集英社、木村泰司『印象派という革命』P70-71
グランド・ツアーについては以前紹介した中島俊郎著『英国流 旅の作法 グランド・ツアーから庭園文化まで』に詳しく説かれていますが、クロード・ロランの影響はとてつもないものがありました。
今回ご紹介している小針由紀隆著『クロード・ロラン 十七世紀と風景画』 はそんなクロード・ロランの絵画の美しさや理論について詳しく見ていきます。ですのでクロード・ロランの伝記や画集的な本ではありません。著者はあとがきで次のように述べています。
本書を執筆するにあたって、わたしは一つの選択に迫られていた。風景画家クロード・ロラン論を書くのか、一七世紀ローマで創出された理想風景画論を書くのかという選択である。結果としてわたしは、後者を選ぶことにした。(中略)
クロードは変化してやまない自然のありさまを誰よりも深く知りたいと欲した画家であった。自然からの素描を繰り返す彼は、自然の中での観察・知覚・記憶が想像力をかきたて、アトリエで制作する油彩画に活力を与えうると考えていたに違いない。こうしたことを種々思いめぐらせるうちに、クロードの自然研究が、理想風景画の基盤をつくり、かつ後世の風景画家たちに自然研究のあり方や写生地を示唆したのではないかと考えるようになった。いきおい本書の構成は、ローマだけでなくカンパーニャ全域に広がり、一九世紀の油彩風景スケッチを組み入れることになった。読者の間から、クロードの個人史を逸脱しない方がよいのではという意見が聞こえてきそうだが、クロードの自然からの素描は一九世紀の美術現象と結びついて初めて適切に理解できるように感じている。
論創社、小針由紀隆『クロード・ロラン 十七世紀と風景画』P246-7
ここで著者が述べるように、この本はクロード・ロランの生涯を細かく追っていくのではなく、彼の理想風景画がどのように生まれていったのか、どこにその特徴があるのかということを解説していきます。

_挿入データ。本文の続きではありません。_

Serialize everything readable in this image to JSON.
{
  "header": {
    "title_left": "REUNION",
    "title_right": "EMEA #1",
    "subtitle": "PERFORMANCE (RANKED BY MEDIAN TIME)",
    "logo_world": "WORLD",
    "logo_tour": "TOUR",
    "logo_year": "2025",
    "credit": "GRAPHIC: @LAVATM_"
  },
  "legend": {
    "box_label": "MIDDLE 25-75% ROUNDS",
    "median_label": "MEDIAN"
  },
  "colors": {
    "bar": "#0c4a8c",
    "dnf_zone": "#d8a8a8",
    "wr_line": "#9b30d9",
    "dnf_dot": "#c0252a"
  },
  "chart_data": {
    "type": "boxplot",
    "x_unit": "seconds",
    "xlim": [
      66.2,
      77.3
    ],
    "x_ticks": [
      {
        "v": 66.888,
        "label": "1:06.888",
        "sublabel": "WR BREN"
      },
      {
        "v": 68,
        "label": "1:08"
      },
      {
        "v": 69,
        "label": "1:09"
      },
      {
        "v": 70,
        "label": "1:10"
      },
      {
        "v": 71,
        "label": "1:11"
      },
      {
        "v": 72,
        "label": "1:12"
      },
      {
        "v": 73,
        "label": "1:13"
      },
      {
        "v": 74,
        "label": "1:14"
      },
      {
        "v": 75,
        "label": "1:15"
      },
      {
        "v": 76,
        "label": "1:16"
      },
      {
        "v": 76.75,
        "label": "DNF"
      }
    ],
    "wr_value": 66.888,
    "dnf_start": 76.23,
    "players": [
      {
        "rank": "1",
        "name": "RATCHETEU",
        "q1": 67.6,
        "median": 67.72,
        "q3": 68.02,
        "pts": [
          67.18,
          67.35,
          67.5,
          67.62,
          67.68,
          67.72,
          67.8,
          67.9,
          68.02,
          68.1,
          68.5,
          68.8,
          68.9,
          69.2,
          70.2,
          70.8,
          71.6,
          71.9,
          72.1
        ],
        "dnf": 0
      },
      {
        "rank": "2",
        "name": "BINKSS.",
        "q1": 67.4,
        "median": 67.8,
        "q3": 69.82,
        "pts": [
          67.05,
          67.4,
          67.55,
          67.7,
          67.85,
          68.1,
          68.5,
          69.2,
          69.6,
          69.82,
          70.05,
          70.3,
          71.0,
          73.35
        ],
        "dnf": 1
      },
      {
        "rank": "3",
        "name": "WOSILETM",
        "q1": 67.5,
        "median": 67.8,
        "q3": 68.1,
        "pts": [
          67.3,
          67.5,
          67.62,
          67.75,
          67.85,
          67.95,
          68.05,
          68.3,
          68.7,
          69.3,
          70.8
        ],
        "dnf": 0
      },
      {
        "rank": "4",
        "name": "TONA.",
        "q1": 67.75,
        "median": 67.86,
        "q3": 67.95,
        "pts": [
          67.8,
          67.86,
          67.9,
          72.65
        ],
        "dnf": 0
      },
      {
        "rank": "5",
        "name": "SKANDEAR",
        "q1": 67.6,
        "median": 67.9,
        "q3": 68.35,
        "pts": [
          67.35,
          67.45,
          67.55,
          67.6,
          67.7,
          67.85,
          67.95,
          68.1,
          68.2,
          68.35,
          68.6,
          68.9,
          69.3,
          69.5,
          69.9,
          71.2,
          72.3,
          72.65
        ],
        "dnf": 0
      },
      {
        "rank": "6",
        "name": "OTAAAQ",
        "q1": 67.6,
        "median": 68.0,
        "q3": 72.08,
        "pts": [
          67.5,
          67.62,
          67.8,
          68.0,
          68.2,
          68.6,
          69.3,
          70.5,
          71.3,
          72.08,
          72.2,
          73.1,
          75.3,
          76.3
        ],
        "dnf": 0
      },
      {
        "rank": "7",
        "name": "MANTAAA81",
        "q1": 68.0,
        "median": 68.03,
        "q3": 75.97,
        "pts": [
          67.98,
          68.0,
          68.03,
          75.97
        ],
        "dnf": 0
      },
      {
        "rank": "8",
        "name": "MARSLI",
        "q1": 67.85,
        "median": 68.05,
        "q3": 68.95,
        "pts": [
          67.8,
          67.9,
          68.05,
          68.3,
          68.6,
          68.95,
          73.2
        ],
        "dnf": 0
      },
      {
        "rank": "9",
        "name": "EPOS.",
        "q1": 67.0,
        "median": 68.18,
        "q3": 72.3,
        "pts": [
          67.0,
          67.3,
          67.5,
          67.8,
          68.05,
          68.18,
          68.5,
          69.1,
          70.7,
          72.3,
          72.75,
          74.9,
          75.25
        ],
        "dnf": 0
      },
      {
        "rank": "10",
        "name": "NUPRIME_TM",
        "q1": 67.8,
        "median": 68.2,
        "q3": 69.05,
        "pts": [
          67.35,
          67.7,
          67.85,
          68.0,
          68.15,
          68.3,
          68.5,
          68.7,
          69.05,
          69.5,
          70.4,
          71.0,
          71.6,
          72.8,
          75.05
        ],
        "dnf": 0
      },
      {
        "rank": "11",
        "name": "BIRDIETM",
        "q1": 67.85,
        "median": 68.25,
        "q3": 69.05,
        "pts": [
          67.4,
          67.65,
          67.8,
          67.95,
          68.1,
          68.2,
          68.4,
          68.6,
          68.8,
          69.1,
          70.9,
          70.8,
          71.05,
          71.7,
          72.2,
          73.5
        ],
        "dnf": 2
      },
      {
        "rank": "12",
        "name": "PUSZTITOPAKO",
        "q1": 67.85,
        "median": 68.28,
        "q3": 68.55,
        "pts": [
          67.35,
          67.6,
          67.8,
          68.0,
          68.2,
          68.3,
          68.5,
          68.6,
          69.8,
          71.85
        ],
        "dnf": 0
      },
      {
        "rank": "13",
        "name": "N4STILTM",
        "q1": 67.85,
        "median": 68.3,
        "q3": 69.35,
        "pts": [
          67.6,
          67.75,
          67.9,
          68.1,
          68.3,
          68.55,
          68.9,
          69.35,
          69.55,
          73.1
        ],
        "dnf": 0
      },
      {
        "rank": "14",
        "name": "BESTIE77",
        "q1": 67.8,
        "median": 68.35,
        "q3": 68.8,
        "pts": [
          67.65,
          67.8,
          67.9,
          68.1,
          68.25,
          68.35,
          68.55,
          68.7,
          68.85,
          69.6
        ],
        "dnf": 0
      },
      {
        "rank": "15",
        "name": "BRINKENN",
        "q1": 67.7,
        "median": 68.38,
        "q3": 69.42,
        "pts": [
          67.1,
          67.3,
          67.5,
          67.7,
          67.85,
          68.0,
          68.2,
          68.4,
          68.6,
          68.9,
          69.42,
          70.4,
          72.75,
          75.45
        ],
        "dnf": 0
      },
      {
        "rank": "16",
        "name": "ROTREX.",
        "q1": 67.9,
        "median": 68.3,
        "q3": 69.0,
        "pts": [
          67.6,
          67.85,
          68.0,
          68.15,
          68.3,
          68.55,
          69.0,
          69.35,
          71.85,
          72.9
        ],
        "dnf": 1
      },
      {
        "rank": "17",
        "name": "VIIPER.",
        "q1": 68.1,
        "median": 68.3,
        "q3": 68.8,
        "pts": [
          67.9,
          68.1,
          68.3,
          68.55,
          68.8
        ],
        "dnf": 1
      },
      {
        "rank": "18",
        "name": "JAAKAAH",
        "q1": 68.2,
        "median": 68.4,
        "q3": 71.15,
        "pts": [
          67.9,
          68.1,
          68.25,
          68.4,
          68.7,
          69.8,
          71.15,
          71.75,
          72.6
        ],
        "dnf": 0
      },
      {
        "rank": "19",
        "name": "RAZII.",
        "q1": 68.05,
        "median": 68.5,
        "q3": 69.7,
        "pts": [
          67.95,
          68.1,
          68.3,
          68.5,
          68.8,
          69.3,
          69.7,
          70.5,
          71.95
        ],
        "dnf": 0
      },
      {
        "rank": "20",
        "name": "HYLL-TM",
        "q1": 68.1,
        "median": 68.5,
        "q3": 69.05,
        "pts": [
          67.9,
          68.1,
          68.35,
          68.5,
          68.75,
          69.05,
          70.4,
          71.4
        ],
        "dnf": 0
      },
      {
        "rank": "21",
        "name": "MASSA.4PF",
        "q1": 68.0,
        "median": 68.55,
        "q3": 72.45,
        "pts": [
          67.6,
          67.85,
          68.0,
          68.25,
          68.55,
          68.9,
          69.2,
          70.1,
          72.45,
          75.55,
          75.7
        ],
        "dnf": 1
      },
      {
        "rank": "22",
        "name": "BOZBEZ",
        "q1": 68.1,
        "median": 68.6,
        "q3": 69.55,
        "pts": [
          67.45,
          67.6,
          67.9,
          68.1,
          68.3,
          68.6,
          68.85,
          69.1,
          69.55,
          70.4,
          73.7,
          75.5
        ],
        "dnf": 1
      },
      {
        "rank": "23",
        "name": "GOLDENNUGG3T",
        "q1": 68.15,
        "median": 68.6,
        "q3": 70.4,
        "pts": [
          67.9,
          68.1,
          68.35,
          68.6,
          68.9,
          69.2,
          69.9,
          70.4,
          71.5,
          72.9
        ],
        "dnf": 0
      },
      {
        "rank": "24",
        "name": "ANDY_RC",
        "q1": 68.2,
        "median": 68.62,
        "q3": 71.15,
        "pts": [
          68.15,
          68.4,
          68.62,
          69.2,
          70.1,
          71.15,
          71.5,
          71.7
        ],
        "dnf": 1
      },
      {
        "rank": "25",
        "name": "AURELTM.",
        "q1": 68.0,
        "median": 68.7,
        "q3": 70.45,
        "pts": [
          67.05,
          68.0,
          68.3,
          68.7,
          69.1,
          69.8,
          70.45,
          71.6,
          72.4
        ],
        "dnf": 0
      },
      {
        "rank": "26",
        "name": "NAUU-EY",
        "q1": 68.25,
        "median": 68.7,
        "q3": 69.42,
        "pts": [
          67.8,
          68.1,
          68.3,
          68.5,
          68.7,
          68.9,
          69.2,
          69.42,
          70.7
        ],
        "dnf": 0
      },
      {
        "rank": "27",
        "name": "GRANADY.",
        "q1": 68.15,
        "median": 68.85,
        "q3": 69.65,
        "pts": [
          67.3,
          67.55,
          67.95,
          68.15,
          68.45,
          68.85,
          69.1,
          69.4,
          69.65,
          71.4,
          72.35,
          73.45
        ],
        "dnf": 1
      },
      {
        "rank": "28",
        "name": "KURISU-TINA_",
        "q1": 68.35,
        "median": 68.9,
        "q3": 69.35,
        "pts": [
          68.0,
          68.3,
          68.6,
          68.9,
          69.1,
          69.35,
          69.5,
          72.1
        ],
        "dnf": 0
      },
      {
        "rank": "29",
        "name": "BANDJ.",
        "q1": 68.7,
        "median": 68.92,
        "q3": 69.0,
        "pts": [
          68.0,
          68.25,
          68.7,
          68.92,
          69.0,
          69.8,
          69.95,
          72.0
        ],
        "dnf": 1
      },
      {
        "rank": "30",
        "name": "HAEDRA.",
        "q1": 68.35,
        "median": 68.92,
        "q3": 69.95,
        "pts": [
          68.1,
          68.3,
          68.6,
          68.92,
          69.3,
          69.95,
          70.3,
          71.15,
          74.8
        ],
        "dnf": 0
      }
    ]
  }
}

クロード・ロランの美しい風景画の源泉はどこにあったのかということを先人の絵なども参考にしながら見ていくのはとても興味深かったです。やはり先人の切り開いた道があったからこそ、新たな道が生まれてくるということを感じることができました。
クロード・ロランの画集的な本ではないので入門書としてはおすすめしにくいですが、もっと彼のことを知りたいという時にこの本はおすすめです。
画集としては以下の『イタリアの光―クロード・ロランと理想風景』がおすすめです。
こちらは1998年に国立美術館で開催された特別展「イタリアの光―クロード・ロランと理想風景」の画集になります。
この本に掲載されている作品はこの展覧会で展示された絵のみになりますので上に紹介した「アキスとガラテイアのいる風景」などの有名な作品は掲載されていませんが、クロード・ロランの特徴を知れるたくさんの絵画を見ることができます。
しかも時代順に解説付きで掲載されているので彼の作風の変化なども感じながら楽しむことができます。入門にはこちらの本がおすすめです。
クロード・ロランはドストエフスキーも好んでいた画家なので私個人としても彼のことを学べたのは非常に興味深かったです。
以上、「小針由紀隆『クロード・ロラン 一七世紀ローマと理想風景画』ドストエフスキーも愛したアルカディア(理想郷)絵画の大家」でした。